Accordingly, without allegations of greater harms, Alvarez fails to assert a constitutionally protected right.

C. Retaliation

Alvarez next claims that his administrative complaint regarding inadequate medical treatment provoked retaliation from prison guards. He claims that after he filed his complaint, prison guards questioned him regarding allegations of knife possession; however, the investigation never resulted in any action against Alvarez. He also alleges that his monthly salary for work duty was unjustifiably reduced.
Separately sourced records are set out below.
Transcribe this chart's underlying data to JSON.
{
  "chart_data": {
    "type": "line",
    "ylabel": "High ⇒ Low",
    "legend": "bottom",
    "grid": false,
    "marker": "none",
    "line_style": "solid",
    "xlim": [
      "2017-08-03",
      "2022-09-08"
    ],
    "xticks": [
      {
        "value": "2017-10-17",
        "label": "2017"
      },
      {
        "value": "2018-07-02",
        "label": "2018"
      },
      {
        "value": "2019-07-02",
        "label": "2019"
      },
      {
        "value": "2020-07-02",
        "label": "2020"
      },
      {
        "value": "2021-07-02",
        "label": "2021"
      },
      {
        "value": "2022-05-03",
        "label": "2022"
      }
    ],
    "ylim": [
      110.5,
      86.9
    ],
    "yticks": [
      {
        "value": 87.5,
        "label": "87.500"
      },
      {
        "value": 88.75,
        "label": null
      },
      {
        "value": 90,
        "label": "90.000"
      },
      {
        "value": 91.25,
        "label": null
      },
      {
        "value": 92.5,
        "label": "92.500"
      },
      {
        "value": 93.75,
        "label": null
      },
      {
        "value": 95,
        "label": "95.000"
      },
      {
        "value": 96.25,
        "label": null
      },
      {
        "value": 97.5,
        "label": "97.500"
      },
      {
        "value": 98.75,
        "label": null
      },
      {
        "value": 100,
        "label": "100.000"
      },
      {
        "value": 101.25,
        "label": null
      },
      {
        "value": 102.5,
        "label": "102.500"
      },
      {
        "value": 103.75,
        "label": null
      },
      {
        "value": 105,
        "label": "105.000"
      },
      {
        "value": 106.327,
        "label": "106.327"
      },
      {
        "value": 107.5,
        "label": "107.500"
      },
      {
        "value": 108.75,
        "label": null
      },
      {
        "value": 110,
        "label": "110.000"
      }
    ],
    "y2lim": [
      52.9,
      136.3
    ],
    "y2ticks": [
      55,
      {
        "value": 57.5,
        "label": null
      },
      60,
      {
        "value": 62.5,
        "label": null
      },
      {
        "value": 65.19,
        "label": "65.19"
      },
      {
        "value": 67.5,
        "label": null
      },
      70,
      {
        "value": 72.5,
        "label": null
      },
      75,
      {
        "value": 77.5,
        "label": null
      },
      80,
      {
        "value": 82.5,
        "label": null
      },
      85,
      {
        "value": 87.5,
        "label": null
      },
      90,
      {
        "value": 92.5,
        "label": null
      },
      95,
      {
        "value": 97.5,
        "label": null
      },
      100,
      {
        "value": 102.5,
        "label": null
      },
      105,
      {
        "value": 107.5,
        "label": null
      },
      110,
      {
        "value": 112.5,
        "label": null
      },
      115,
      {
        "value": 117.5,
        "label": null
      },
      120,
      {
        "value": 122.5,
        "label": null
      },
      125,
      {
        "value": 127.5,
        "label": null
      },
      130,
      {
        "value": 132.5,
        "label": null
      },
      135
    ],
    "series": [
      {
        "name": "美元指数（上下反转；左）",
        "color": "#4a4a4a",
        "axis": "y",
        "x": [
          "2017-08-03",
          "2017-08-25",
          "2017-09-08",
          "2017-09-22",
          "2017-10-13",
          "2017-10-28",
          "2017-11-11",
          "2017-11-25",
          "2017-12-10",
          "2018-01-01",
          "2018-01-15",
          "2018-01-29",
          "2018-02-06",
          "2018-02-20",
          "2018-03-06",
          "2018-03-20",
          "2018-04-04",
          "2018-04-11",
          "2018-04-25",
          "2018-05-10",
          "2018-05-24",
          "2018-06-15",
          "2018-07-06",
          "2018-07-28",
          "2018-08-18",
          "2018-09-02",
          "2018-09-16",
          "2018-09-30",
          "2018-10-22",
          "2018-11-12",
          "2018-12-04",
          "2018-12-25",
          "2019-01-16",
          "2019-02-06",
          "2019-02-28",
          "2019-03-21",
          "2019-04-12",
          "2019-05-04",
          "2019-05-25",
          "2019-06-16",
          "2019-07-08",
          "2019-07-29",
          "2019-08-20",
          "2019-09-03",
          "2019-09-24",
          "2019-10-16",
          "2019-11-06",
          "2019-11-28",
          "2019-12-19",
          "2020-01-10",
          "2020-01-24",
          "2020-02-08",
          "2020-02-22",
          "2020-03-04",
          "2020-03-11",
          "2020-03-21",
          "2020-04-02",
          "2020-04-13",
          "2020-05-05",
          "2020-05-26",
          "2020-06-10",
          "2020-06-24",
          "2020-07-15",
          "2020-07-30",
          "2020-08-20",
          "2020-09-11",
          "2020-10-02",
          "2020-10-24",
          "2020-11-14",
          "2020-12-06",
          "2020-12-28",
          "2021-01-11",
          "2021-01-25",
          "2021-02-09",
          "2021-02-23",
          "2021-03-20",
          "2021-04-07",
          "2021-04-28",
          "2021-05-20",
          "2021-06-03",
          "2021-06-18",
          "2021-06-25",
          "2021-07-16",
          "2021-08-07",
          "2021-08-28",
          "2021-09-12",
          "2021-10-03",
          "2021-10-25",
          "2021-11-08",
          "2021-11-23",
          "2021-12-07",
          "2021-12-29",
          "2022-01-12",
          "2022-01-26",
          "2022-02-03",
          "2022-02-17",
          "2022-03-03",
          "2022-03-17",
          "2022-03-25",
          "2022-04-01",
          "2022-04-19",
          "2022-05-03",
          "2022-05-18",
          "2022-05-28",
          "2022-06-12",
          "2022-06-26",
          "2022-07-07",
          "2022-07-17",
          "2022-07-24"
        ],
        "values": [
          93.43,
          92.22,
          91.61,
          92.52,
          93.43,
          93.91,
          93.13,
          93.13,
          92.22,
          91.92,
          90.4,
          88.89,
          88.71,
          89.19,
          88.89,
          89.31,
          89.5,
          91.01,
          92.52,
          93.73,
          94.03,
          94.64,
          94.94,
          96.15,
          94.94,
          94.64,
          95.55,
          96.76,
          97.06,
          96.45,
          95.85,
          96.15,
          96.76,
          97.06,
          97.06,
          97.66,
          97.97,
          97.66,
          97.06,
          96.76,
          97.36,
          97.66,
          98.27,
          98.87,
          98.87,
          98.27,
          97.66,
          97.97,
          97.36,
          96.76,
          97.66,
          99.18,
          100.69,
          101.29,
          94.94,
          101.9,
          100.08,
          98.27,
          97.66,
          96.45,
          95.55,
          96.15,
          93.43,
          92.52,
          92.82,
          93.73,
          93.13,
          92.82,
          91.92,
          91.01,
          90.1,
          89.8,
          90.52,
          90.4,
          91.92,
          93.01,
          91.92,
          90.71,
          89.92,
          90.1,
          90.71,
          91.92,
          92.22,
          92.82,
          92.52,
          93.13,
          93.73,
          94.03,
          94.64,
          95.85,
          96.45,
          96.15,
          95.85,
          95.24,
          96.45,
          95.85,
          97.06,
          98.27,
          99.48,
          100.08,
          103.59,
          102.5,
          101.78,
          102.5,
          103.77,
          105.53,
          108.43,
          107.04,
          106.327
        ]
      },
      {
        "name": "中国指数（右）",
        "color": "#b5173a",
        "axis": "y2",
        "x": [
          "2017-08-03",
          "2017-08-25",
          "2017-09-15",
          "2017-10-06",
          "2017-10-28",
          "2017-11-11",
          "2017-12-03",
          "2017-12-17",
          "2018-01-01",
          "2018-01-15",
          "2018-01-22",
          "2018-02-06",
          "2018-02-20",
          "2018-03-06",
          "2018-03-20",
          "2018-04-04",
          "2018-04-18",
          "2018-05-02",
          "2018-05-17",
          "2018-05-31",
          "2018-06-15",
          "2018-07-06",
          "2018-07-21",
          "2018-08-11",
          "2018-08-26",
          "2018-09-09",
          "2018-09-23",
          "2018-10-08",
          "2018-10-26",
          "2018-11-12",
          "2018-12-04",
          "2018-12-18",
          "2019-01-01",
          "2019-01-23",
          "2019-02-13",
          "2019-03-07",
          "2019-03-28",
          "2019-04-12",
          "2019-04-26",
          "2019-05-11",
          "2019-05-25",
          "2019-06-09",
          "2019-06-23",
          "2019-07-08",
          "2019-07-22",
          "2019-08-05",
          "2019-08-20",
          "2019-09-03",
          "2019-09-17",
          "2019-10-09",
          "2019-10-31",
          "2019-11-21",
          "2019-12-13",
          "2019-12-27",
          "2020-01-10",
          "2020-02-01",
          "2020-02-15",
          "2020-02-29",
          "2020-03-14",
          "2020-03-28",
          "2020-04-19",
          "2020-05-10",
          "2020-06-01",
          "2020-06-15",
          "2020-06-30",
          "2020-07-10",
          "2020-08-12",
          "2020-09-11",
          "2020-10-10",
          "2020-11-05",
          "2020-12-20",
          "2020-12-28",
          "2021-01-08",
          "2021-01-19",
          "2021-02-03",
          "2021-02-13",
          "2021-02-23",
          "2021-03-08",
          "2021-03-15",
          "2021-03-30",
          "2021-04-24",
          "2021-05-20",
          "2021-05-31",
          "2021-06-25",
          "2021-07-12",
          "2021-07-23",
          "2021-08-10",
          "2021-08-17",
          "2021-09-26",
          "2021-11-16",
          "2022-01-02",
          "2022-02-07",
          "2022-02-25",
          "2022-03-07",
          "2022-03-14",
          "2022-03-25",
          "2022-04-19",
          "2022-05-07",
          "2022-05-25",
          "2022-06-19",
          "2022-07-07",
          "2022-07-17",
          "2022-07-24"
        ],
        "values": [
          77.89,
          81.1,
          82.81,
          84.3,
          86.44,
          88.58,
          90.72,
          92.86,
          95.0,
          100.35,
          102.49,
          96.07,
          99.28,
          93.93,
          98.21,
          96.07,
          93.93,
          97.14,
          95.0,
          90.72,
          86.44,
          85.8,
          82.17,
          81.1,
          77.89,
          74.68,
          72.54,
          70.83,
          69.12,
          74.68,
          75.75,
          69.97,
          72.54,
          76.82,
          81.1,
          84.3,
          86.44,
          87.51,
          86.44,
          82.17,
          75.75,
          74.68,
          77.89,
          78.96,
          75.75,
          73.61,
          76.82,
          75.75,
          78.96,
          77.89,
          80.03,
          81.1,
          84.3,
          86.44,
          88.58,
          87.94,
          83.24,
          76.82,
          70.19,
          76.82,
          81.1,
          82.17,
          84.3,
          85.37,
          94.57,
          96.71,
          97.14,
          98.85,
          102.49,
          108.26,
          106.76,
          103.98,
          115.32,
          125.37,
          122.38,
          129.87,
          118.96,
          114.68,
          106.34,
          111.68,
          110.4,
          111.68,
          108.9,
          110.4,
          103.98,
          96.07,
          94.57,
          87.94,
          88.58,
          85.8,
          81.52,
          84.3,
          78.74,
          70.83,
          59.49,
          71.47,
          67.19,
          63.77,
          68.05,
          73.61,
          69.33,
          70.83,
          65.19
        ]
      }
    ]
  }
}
In order to state a valid claim of retaliation, a plaintiff must “allege specific facts showing retaliation [on account] of the exercise of the prisoner’s constitutional rights,” Frazier v. Dubois, 922 F.2d 560, 562 n. 1 (10th Cir.1990), and “prove that ‘but for’ the retaliatory motive, the incidents to which [the inmate] refers, including the disciplinary action, would not have taken place.” Smith v. Maschner, 899 F.2d 940, 949-50 (10th Cir.1990). Alvarez alleges no fact that could establish the questioning “would not have taken place” but for his administrative complaint. Therefore, the district court properly dismissed Alvarez’s claim.

D. Vienna Convention on Consular Relations, Article 36

Alvarez finally claims that he has been denied the protections afforded by Article 36 of the Vienna Convention on Consular Relations (VCCR), namely that as a foreign national he had a right to consular assistance following his arrest in August 1997. See VCCR art. 36, Apr. 24, 1963, 21 U.S.T. 77, 596 U.N.T.S. 261 (requiring officials upon request of the defendant to “inform the consular post of the sending state if ... a national of that state is arrested or committed to prison .... The said authority shall inform the person concerned without delay of [these] rights.”). He argues that a Bivens claim arises from that denial.

Neither the Supreme Court nor this circuit has held that Article 36 confers individually enforceable rights. On the contrary, both courts have consistently concluded that remedies for Article 36 violations in criminal proceedings, such as suppression of evidence or dismissal of an *397 indictment, are inappropriate or that procedural rules preclude courts from considering the issue. See Medellin v. Dretke, — U.S. —, 125 S.Ct. 2088, 161 L.Ed.2d 982 (2005) (dismissing writ as improvidently granted); Breard v. Greene, 528 U.S. 871, 376, 118 S.Ct.